I am ever-less convinced that having a lot of gold around is all that much of an issue.
Is inflation the issue? Do we have UO inflation hawks here?
If you look closely at prices, they have actually gone down for some useful, or essential, items. Indeed sometimes prices have gone down enough that people complain prices are too low. I remember people on GL whining in global chat that GL was an "ignorant" shard because no one would pay over-inflated prices for, say, a metallic dye tub.
Prices on the Ornament of the Magician are down from a few years ago, down markedly. Crimson Cinctures are in the 12m to 15m range on GL; I usually sell for 10m because I'm all about the quick sale. Imbuing has made, say, an excellent demon slayer radiant scimitar decline from 20m in value to 3.5m in value. The catch is that it's imbued and will break down sooner or later; but by the time it has gone down in value you will have made enough money to buy another one. There is a shop near Yew that sells very respectable armor from anyplace from 5k to 100k a pop; those prices are all within range given time. For a little more gold there's a nice shop near Zento. This armor would have cost a lot more a few years ago.

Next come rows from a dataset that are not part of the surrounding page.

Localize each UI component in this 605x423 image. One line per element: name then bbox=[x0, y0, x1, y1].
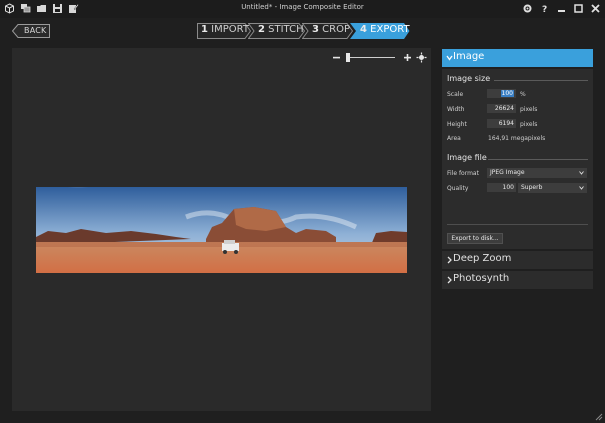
step-label: EXPORT bbox=[370, 24, 410, 35]
file-format-select[interactable]: JPEG Image bbox=[487, 168, 587, 178]
chevron-down-icon bbox=[579, 171, 584, 175]
preview-canvas[interactable] bbox=[12, 48, 431, 411]
height-unit: pixels bbox=[520, 121, 538, 128]
export-settings-panel: Image Image size Scale 100 % Width 26624… bbox=[442, 49, 593, 291]
image-section-body: Image size Scale 100 % Width 26624 pixel… bbox=[442, 69, 593, 249]
zoom-out-icon[interactable] bbox=[331, 52, 342, 63]
step-label: CROP bbox=[322, 24, 350, 35]
divider bbox=[447, 224, 588, 225]
step-label: IMPORT bbox=[211, 24, 249, 35]
quality-label: Quality bbox=[447, 185, 469, 192]
step-number: 3 bbox=[312, 24, 319, 35]
height-label: Height bbox=[447, 121, 467, 128]
tab-crop-label: 3 CROP bbox=[312, 24, 350, 35]
settings-icon[interactable] bbox=[522, 3, 533, 14]
file-format-value: JPEG Image bbox=[490, 169, 525, 176]
scale-value: 100 bbox=[500, 90, 514, 97]
image-section-title: Image bbox=[453, 51, 485, 62]
step-number: 1 bbox=[201, 24, 208, 35]
panorama-preview-image bbox=[36, 187, 407, 273]
tab-stitch-label: 2 STITCH bbox=[258, 24, 304, 35]
quality-input[interactable]: 100 bbox=[487, 183, 516, 192]
height-field[interactable]: 6194 bbox=[487, 119, 516, 128]
image-size-header: Image size bbox=[447, 74, 491, 83]
tab-export[interactable]: 4 EXPORT bbox=[350, 23, 410, 39]
zoom-in-icon[interactable] bbox=[402, 52, 413, 63]
tab-export-label: 4 EXPORT bbox=[360, 24, 410, 35]
step-number: 4 bbox=[360, 24, 367, 35]
minimize-icon[interactable] bbox=[556, 3, 567, 14]
deep-zoom-section-header[interactable]: Deep Zoom bbox=[442, 251, 593, 269]
tab-stitch[interactable]: 2 STITCH bbox=[248, 23, 305, 39]
chevron-right-icon bbox=[447, 276, 452, 284]
title-bar: Untitled* - Image Composite Editor ? bbox=[0, 0, 605, 18]
divider bbox=[488, 159, 588, 160]
step-number: 2 bbox=[258, 24, 265, 35]
area-label: Area bbox=[447, 135, 461, 142]
workflow-steps: 1 IMPORT 2 STITCH 3 CROP 4 EXPORT bbox=[197, 23, 411, 39]
photosynth-title: Photosynth bbox=[453, 273, 510, 284]
zoom-slider-track[interactable] bbox=[347, 57, 395, 58]
step-label: STITCH bbox=[268, 24, 304, 35]
window-title: Untitled* - Image Composite Editor bbox=[241, 3, 364, 11]
tab-import[interactable]: 1 IMPORT bbox=[197, 23, 251, 39]
resize-grip-icon[interactable] bbox=[595, 413, 603, 421]
chevron-right-icon bbox=[447, 256, 452, 264]
width-label: Width bbox=[447, 106, 465, 113]
help-icon[interactable]: ? bbox=[539, 3, 550, 14]
quality-preset-value: Superb bbox=[521, 184, 543, 191]
export-to-disk-button[interactable]: Export to disk... bbox=[447, 233, 503, 244]
image-section-header[interactable]: Image bbox=[442, 49, 593, 67]
tab-crop[interactable]: 3 CROP bbox=[302, 23, 353, 39]
width-field[interactable]: 26624 bbox=[487, 104, 516, 113]
scale-unit: % bbox=[520, 91, 526, 98]
svg-text:?: ? bbox=[542, 5, 547, 14]
image-file-header: Image file bbox=[447, 153, 487, 162]
scale-input[interactable]: 100 bbox=[487, 89, 516, 98]
scale-label: Scale bbox=[447, 91, 464, 98]
back-button[interactable]: BACK bbox=[12, 24, 50, 38]
chevron-down-icon bbox=[579, 186, 584, 190]
area-value: 164,91 megapixels bbox=[488, 135, 546, 142]
file-format-label: File format bbox=[447, 170, 479, 177]
deep-zoom-title: Deep Zoom bbox=[453, 253, 512, 264]
back-button-label: BACK bbox=[24, 26, 47, 35]
tab-import-label: 1 IMPORT bbox=[201, 24, 249, 35]
quality-preset-select[interactable]: Superb bbox=[518, 183, 587, 193]
zoom-slider-thumb[interactable] bbox=[346, 53, 350, 62]
divider bbox=[494, 80, 588, 81]
fit-to-window-icon[interactable] bbox=[416, 52, 427, 63]
zoom-control bbox=[331, 51, 431, 65]
width-unit: pixels bbox=[520, 106, 538, 113]
maximize-icon[interactable] bbox=[573, 3, 584, 14]
window-controls: ? bbox=[522, 3, 601, 14]
chevron-down-icon bbox=[446, 55, 453, 61]
photosynth-section-header[interactable]: Photosynth bbox=[442, 271, 593, 289]
close-icon[interactable] bbox=[590, 3, 601, 14]
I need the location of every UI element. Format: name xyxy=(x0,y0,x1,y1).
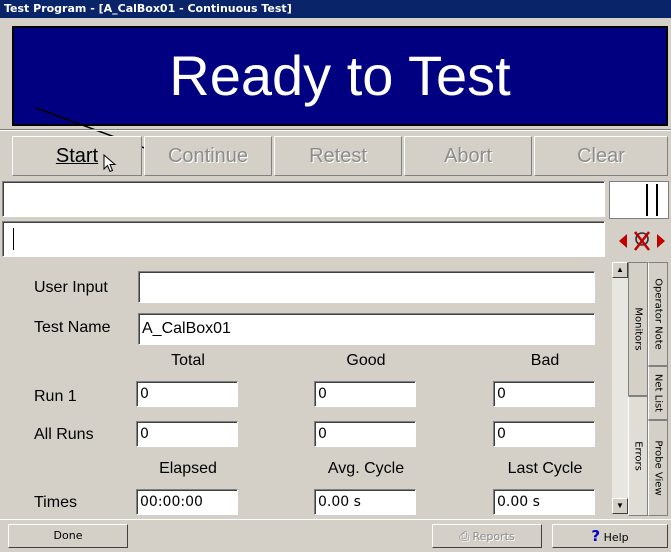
text-caret xyxy=(13,228,14,250)
user-input-label: User Input xyxy=(34,279,108,296)
clear-button[interactable]: Clear xyxy=(534,136,668,176)
tab-operator-note[interactable]: Operator Note xyxy=(648,262,668,366)
total-header: Total xyxy=(171,352,205,369)
mouse-cursor-icon xyxy=(103,154,117,173)
scroll-up-icon[interactable]: ▲ xyxy=(612,262,628,278)
tab-errors-label: Errors xyxy=(632,441,644,471)
scroll-down-icon[interactable]: ▼ xyxy=(612,498,628,514)
tab-probe-view[interactable]: Probe View xyxy=(648,420,668,516)
bad-header: Bad xyxy=(530,352,560,369)
elapsed-value: 00:00:00 xyxy=(136,489,238,515)
retest-button[interactable]: Retest xyxy=(274,136,402,176)
message-field-2 xyxy=(2,221,605,257)
run1-label: Run 1 xyxy=(34,388,77,405)
tab-net-list-label: Net List xyxy=(652,373,664,413)
tab-errors[interactable]: Errors xyxy=(628,396,648,516)
test-name-label: Test Name xyxy=(34,319,111,336)
abort-button[interactable]: Abort xyxy=(404,136,532,176)
status-bar: Done ⎙ Reports ? Help xyxy=(0,519,671,552)
indicator-panel xyxy=(609,181,669,219)
separator xyxy=(0,129,671,131)
done-label: Done xyxy=(53,529,83,542)
message-field-1 xyxy=(2,181,605,217)
run1-total: 0 xyxy=(136,381,238,407)
printer-icon: ⎙ xyxy=(459,529,469,543)
user-input-field[interactable] xyxy=(138,271,595,303)
last-cycle-header: Last Cycle xyxy=(507,460,583,477)
all-runs-bad: 0 xyxy=(493,421,595,447)
run1-bad: 0 xyxy=(493,381,595,407)
tab-operator-note-label: Operator Note xyxy=(652,278,664,350)
window-title: Test Program - [A_CalBox01 - Continuous … xyxy=(0,0,671,18)
done-button[interactable]: Done xyxy=(8,524,128,548)
elapsed-header: Elapsed xyxy=(159,460,217,477)
avg-cycle-value: 0.00 s xyxy=(314,489,416,515)
tab-net-list[interactable]: Net List xyxy=(648,366,668,420)
tab-monitors[interactable]: Monitors xyxy=(628,262,648,396)
test-name-field[interactable]: A_CalBox01 xyxy=(138,313,595,345)
status-banner: Ready to Test xyxy=(12,26,668,126)
continue-button[interactable]: Continue xyxy=(144,136,272,176)
all-runs-total: 0 xyxy=(136,421,238,447)
help-button[interactable]: ? Help xyxy=(552,524,668,548)
reports-label: Reports xyxy=(472,530,515,543)
reports-button[interactable]: ⎙ Reports xyxy=(432,524,542,548)
help-icon: ? xyxy=(591,527,601,545)
all-runs-label: All Runs xyxy=(34,426,94,443)
vertical-scrollbar[interactable]: ▲ ▼ xyxy=(612,262,628,514)
tab-monitors-label: Monitors xyxy=(632,307,644,351)
help-label: Help xyxy=(603,531,629,544)
good-header: Good xyxy=(346,352,386,369)
all-runs-good: 0 xyxy=(314,421,416,447)
times-label: Times xyxy=(34,494,77,511)
start-label: Start xyxy=(55,145,99,167)
run1-good: 0 xyxy=(314,381,416,407)
tab-probe-view-label: Probe View xyxy=(652,440,664,496)
start-button[interactable]: Start xyxy=(12,136,142,176)
probe-disconnect-icon[interactable] xyxy=(617,228,667,254)
last-cycle-value: 0.00 s xyxy=(493,489,595,515)
avg-cycle-header: Avg. Cycle xyxy=(327,460,405,477)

Is wealth disparity the issue?
Well, money is surely available. The catch is you need to hit a certain level of effectiveness before you can start making it. For an experienced player who is tired of being cash-poor? This is actually fairly easy. Demons, dread spiders, lesser hiryus, dragons (not greaters), those two-legged wolf demon thingies from Tokuno, troglodytes....All examples of monsters within range of a mid-level player that have great gold return.
The mid-range of monsters is very wide in this game. If anything some of them need to have, slightly, more gold, so a newer player can catch up faster.
And then of course there's joining a guild and talking them into chaining Corguls or chaining the Doom Gauntlet. An excellent way to make money, and to find good equipment, or at least relic fragments, along the way.
To me, wealth disparity is only an issue if it prevents those at the low end from getting what they want or need, and/or from eroding the disparity. When wealth is not zero-sum and someone without wealth can reasonably acquire it? Then I do not see the issue.
Where the failure is, is in a brand new player (we do get a few of those, just not a lot) trying to come up to speed and become viable. Even that's doable if you have someone teach you the tricks. (Make your first 20k to 100k on ettins; it'll take forever but then you can buy better armor and move on to earth elementals and demons.) So even the failure isn't complete. And even this failure isn't an economic situation; it's a new player experience situation.
I knew a guy who made a lot of money on crystal elementals.
And finally let's not forget one of UO's least-sung truths, which I wouldn't have realized had I not sent a character of mine on a random "wander around the map and explore" quest: There's a lot more casual players in this game than we give credit for. There are players who just log in and live out their characters' daily lives, killing, say, solen infiltrators to buy the bay new shoes and have enough left to kick back with some ale. For those players, neither inflation nor wealth disparity are all that much of an issue as long as they can get what they want and need. We at Stratics are not the entirety, or even the majority, of the UO player base, though we appear to want to think so.
People refer to UO's economy as "broken" but the reality is that it's still functioning as an economy. And that's really all that counts. Neither inflation nor deflation nor wealth disparity are all that pressing, as none of them, at present, impinge seriously on the functioning of the game.
Regardless of your RL political or economy orientation, regardless of your stance on welfare or monetary policy, you simply must try and recognize that the RL economic rules don't apply in UO. The RL economy may or may not be zero/sum. UO's, however, definitely is not.